Kathleen Battle (Photo: Douglas Foulke)
Kathleen Battle (Photo: Douglas Foulke)

Underground Railroad: Kathleen Battle (soprano)

Kathleen Battle’s presentation of slave spirituals and abolitionist writings was an exultant assertion of Lincoln’s proclamation that “all men are created equal.” Battle’s beauty, warmth, carriage, and tone left me feeling I’d seen a legend.
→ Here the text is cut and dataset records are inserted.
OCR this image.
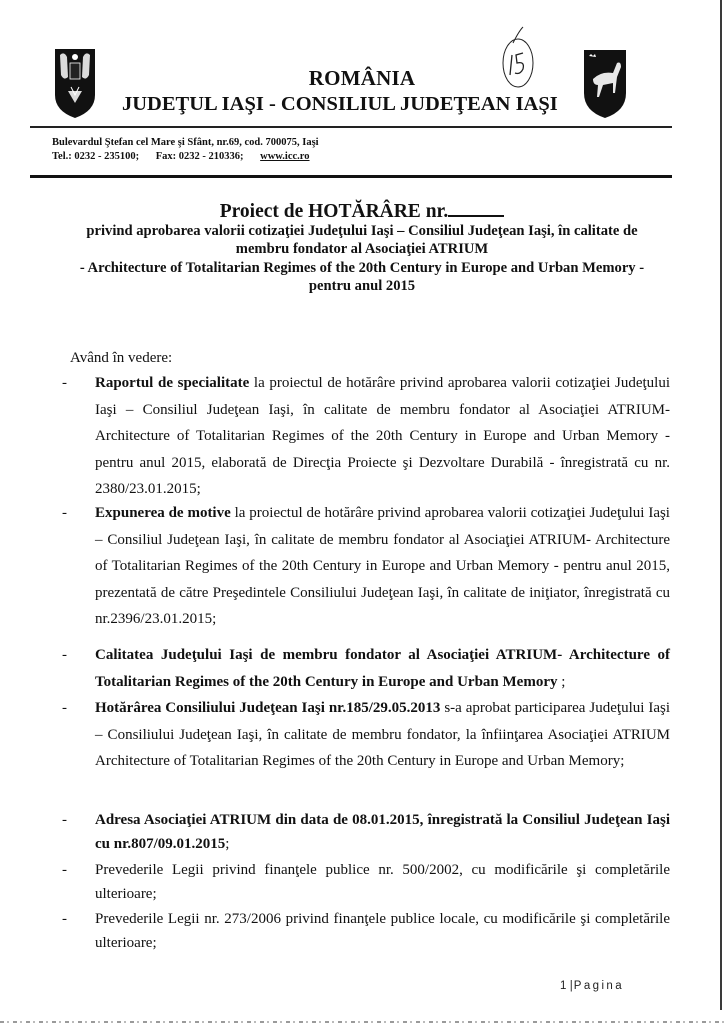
ROMÂNIA
JUDEŢUL IAŞI - CONSILIUL JUDEŢEAN IAŞI
Bulevardul Ştefan cel Mare şi Sfânt, nr.69, cod. 700075, Iaşi
Tel.: 0232 - 235100; Fax: 0232 - 210336; www.icc.ro
Proiect de HOTĂRÂRE nr.
privind aprobarea valorii cotizaţiei Judeţului Iaşi – Consiliul Judeţean Iaşi, în calitate de
membru fondator al Asociaţiei ATRIUM
- Architecture of Totalitarian Regimes of the 20th Century in Europe and Urban Memory -
pentru anul 2015
Având în vedere:
-	Raportul de specialitate la proiectul de hotărâre privind aprobarea valorii cotizaţiei Judeţului Iaşi – Consiliul Judeţean Iaşi, în calitate de membru fondator al Asociaţiei ATRIUM- Architecture of Totalitarian Regimes of the 20th Century in Europe and Urban Memory - pentru anul 2015, elaborată de Direcţia Proiecte şi Dezvoltare Durabilă - înregistrată cu nr. 2380/23.01.2015;
-	Expunerea de motive la proiectul de hotărâre privind aprobarea valorii cotizaţiei Judeţului Iaşi – Consiliul Judeţean Iaşi, în calitate de membru fondator al Asociaţiei ATRIUM- Architecture of Totalitarian Regimes of the 20th Century in Europe and Urban Memory - pentru anul 2015, prezentată de către Preşedintele Consiliului Judeţean Iaşi, în calitate de iniţiator, înregistrată cu nr.2396/23.01.2015;
-	Calitatea Judeţului Iaşi de membru fondator al Asociaţiei ATRIUM- Architecture of Totalitarian Regimes of the 20th Century in Europe and Urban Memory ;
-	Hotărârea Consiliului Judeţean Iaşi nr.185/29.05.2013 s-a aprobat participarea Judeţului Iaşi – Consiliului Judeţean Iaşi, în calitate de membru fondator, la înfiinţarea Asociaţiei ATRIUM Architecture of Totalitarian Regimes of the 20th Century in Europe and Urban Memory;
-	Adresa Asociaţiei ATRIUM din data de 08.01.2015, înregistrată la Consiliul Judeţean Iaşi cu nr.807/09.01.2015;
-	Prevederile Legii privind finanţele publice nr. 500/2002, cu modificările şi completările ulterioare;
-	Prevederile Legii nr. 273/2006 privind finanţele publice locale, cu modificările şi completările ulterioare;
1|Pagina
When she sang the words “Avadim Hayenu B’Mitzraim” which means “we were slaves in Egypt”, taken from the Jewish text which tells the story of the Hebrew slaves’ liberation from Pharaoh ), I was reminded that solidarity between communities is created when a common struggle is expressed, and that song is the greatest mode of this narrative.

~Robin Roger

Carol Fujino and James O'Callaghan rehearsing at the Music Gallery. (Photo: Continuum Contemporary Music)
Carol Fujino and James O’Callaghan rehearsing at the Music Gallery. (Photo: Continuum Contemporary Music)

Continuum Contemporary Music: ravAGE

Continuum’s final concert ravAGE easily stands as my favorite. Post-digital in outlook and style (with multimedia to boot), this is what should be expected of great new music. Other great concerts include Sound Streams Steve Reich at 80. However, no concert was as brilliant in addressing the idiosyncrasies and anxieties of the contemporaneous.

Paul E Robinson: (Editor’s note: As Paul spends much of the year traveling around the continent covering classical music, we felt it would be appropriate to have him select his favourite from his wider purview)

~Joshua Denenberg

Marco Nistico as Amonasro and Michelle Johnson as Aida (Photo: Rod Millington)
Marco Nistico as Amonasro and Michelle Johnson as Aida (Photo: Rod Millington)

Sarasota Opera: Verdi: La Battaglia di Legnano and Aida

As it happens, many of the best performances I heard in 2016 were in the opera house. Topping everything was the Sarasota Opera in Florida. For many years they have been presenting Verdi operas, in carefully researched and historically accurate productions, and this past March they concluded their cycle of all 33 Verdi operas including revised and alternative versions. Conductor Victor DeRenzi was the mastermind for this mammoth project, and he completed it this year with brilliant productions of La Battaglia di Legnano and Aida as well as a generous selection of songs, choral works and orchestral music from Verdi’s early years.